I'm playing with bash, experiencing with utf-8 encoding. I'm new to unicode. The following command (well, their output) surprises me :
$ locale
LANG="fr_FR.UTF-8"
LC_COLLATE="fr_FR.UTF-8"
LC_CTYPE="fr_FR.UTF-8"
LC_MESSAGES="fr_FR.UTF-8"
LC_MONETARY="fr_FR.UTF-8"
LC_NUMERIC="fr_FR.UTF-8"
LC_TIME="fr_FR.UTF-8"
LC_ALL=
$ printf '1\né\n12\n123\n' | egrep '^(.|...)$'
1
é
12
$ touch 1 é 12 123
$ ls | egrep '^(.|...)$'
1
123
Ok. The two egrep filters lines with one or three characters. Their input is quite similar, but the output differs with the character é. Any explanation?

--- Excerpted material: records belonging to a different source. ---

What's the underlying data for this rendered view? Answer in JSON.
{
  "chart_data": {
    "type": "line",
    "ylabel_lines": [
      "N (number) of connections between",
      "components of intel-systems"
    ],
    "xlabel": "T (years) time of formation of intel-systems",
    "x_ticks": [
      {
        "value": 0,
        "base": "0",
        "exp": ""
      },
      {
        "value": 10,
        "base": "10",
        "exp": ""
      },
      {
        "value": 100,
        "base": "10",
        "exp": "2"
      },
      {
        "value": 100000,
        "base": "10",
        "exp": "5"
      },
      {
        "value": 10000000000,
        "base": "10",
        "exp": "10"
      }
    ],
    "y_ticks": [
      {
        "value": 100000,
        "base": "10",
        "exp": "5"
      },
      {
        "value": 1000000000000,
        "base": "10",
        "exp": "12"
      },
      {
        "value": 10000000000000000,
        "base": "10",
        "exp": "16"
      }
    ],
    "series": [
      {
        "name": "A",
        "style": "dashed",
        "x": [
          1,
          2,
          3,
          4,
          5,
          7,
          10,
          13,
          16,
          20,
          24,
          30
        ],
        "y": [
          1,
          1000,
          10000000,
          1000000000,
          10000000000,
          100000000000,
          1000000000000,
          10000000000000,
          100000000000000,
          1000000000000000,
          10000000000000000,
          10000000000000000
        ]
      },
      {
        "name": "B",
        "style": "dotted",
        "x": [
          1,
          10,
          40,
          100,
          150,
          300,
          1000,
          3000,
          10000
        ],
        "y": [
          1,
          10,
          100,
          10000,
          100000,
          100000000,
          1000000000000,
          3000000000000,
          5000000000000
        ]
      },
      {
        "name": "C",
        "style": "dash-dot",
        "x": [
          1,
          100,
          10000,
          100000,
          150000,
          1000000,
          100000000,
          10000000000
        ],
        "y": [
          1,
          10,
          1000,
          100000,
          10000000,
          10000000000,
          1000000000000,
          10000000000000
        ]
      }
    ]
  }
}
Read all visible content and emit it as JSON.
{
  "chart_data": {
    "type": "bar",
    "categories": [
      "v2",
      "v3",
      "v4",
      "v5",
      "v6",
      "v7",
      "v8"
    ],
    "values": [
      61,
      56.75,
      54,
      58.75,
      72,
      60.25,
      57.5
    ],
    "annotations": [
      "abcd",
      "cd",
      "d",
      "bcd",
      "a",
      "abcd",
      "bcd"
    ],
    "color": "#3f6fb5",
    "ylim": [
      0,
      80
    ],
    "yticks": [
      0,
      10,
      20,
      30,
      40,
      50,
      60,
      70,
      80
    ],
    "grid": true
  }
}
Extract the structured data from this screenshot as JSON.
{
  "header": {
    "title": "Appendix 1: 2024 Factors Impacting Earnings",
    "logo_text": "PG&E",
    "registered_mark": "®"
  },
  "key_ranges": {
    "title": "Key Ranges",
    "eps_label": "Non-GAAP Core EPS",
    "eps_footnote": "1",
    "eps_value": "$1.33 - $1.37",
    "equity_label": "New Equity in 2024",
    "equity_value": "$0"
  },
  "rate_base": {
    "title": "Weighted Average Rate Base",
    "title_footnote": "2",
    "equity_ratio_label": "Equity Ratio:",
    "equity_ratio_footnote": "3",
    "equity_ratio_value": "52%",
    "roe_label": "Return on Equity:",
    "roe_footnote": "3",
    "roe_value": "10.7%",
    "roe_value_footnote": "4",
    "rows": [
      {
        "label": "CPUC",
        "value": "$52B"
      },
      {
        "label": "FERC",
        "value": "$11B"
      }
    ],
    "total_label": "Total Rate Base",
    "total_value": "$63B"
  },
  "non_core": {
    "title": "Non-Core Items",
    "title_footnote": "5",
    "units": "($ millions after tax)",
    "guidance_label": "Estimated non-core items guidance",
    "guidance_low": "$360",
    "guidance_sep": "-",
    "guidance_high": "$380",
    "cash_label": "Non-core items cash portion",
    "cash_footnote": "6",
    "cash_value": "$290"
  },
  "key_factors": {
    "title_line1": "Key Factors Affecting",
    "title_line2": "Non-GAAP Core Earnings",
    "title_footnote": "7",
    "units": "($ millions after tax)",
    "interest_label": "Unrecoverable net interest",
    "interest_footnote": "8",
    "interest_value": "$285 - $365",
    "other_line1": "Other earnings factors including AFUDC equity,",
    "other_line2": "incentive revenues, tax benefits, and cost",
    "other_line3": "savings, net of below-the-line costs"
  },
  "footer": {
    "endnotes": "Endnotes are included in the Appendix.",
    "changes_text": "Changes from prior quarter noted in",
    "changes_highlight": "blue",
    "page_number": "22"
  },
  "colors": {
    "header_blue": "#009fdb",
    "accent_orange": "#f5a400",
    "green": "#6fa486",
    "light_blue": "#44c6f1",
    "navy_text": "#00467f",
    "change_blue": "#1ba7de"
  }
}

More details on my environment :
$ uname -a
Darwin macbook-pro-de-admin-6.local 10.4.0 Darwin Kernel Version 10.4.0: Fri Apr 23 18:28:53 PDT 2010; root:xnu-1504.7.4~1/RELEASE_I386 i386
$ egrep -V
egrep (GNU grep) 2.5.1Copyright 1988, 1992-1999, 2000, 2001 Free Software Foundation, Inc.
This is free software; see the source for copying conditions. There is NO
warranty; not even for MERCHANTABILITY or FITNESS FOR A PARTICULAR PURPOSE.